Microsoft is having a rough stretch on Wall Street, and the worries center on one thing: how much it costs to build artificial intelligence.

According to Investing.com, Oppenheimer cut its price target on Microsoft stock, citing AI concerns. The move adds to pressure on a company that Barron's describes as the latest big AI play to wobble. Crypto Briefing reports the stock is facing a historic June rout amid heavy AI spending.

The core question is about margins. Microsoft's Azure cloud business has been a key support for the stock, but as Yahoo Finance notes, investors are weighing whether AI demand can offset the rising cost of building out cloud capacity.
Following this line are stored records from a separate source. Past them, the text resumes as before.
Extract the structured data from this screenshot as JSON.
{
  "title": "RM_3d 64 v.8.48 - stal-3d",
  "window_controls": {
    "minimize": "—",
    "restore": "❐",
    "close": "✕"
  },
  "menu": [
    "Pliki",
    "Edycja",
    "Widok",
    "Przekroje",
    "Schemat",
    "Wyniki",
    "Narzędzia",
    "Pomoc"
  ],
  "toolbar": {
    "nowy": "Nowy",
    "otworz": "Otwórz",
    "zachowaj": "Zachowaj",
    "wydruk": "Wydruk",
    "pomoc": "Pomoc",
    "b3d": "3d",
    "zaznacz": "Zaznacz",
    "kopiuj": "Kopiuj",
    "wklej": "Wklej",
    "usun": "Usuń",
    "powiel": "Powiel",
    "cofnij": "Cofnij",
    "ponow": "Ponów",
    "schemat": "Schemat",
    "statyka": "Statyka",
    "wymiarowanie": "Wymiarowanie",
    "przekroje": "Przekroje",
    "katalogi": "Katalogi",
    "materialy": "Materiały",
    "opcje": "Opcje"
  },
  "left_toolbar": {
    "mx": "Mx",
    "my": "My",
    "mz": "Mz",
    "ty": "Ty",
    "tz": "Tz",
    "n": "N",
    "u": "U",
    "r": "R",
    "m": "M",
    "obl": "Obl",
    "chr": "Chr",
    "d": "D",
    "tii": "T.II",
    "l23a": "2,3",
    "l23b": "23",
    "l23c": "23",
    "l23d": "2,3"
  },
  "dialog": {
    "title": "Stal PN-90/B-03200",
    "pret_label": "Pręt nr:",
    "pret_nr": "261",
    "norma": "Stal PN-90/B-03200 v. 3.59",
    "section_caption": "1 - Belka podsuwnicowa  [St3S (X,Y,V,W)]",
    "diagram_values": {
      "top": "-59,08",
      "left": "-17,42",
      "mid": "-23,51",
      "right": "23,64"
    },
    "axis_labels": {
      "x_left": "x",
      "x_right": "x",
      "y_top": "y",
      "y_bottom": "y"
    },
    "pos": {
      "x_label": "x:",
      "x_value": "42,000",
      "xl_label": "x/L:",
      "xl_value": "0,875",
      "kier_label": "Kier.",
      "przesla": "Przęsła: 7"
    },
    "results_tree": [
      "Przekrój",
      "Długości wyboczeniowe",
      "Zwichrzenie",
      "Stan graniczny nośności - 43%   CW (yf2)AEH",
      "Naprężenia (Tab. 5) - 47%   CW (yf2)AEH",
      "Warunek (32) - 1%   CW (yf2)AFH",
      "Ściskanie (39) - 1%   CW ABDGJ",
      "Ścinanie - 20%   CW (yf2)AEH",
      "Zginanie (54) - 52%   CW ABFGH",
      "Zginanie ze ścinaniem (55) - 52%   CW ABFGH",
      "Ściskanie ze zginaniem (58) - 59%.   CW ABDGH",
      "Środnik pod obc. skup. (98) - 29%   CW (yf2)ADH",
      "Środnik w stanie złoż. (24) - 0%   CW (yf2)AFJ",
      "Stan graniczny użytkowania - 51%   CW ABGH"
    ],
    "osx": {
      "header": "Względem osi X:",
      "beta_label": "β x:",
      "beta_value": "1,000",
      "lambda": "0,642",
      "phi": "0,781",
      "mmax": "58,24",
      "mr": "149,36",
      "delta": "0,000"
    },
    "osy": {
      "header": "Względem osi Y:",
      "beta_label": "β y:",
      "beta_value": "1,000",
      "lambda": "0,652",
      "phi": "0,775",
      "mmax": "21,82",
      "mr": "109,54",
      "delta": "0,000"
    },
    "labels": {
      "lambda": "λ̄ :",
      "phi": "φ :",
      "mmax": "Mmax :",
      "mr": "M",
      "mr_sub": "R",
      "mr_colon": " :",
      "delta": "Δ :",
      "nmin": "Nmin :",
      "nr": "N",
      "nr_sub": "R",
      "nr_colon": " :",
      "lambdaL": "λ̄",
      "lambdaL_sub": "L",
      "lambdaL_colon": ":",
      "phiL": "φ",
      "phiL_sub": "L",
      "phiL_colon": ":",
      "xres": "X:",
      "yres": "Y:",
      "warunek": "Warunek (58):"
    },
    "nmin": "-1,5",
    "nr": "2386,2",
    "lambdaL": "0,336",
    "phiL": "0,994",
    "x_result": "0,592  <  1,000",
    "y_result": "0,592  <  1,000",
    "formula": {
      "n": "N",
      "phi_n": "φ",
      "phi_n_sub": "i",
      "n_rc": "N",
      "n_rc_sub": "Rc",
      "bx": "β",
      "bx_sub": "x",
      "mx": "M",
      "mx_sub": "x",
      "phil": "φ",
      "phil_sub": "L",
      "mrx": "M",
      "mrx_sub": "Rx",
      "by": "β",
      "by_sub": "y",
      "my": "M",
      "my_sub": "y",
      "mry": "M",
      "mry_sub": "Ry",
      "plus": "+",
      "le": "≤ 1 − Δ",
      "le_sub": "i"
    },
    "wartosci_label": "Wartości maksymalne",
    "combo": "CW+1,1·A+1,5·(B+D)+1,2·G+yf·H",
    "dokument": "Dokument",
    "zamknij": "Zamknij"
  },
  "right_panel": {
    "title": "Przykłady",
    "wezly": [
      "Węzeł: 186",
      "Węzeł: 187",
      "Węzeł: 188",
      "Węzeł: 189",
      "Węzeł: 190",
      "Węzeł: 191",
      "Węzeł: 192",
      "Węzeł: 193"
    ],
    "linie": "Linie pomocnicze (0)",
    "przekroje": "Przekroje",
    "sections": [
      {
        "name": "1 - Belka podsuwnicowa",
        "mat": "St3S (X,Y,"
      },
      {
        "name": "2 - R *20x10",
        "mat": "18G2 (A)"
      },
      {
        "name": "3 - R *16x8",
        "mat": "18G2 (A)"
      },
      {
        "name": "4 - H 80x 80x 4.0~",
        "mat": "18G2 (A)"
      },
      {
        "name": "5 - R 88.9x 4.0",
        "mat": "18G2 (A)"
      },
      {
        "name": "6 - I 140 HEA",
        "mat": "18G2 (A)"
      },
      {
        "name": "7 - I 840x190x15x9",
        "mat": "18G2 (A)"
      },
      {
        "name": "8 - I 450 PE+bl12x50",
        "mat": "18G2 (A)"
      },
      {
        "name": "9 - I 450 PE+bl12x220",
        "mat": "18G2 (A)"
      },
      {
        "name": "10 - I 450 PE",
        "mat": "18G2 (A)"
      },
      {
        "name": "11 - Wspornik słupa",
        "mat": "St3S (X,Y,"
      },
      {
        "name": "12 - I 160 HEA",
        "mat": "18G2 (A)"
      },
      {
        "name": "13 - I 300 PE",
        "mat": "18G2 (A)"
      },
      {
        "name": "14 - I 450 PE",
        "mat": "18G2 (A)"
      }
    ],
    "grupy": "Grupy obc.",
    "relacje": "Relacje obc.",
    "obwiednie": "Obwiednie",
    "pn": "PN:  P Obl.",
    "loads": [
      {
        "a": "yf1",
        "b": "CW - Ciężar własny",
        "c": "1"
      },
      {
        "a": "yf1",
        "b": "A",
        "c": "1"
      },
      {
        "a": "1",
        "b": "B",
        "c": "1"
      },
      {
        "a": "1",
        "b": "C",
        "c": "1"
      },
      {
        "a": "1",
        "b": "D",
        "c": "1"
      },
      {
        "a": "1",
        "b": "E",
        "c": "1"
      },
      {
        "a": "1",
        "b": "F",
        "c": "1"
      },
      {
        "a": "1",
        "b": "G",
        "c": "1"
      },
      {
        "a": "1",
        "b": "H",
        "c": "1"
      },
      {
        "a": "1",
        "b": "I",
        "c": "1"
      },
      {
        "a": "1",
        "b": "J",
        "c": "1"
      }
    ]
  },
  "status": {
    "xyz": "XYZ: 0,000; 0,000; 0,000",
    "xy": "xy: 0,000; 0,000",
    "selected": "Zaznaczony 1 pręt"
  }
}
Spending pressure on cloud margins is what pushed shares lower on June 25, according to Yahoo Finance.

The cost squeeze is showing up elsewhere, too. The Sun Malaysia reports that Microsoft is raising Xbox prices as AI chip costs surge — a sign that the expense of AI hardware is rippling beyond the data center and into consumer products.

Taken together, the sources point to a single tension: building AI is enormously expensive, and the market is no longer giving big technology companies a free pass on that spending. Investors want proof that the revenue from AI services will eventually justify the bills for chips and cloud infrastructure.

Why it matters: Microsoft is one of the most valuable companies in the world and a bellwether for the entire AI boom, so when analysts start questioning whether its spending will pay off, the doubt tends to spread across the market.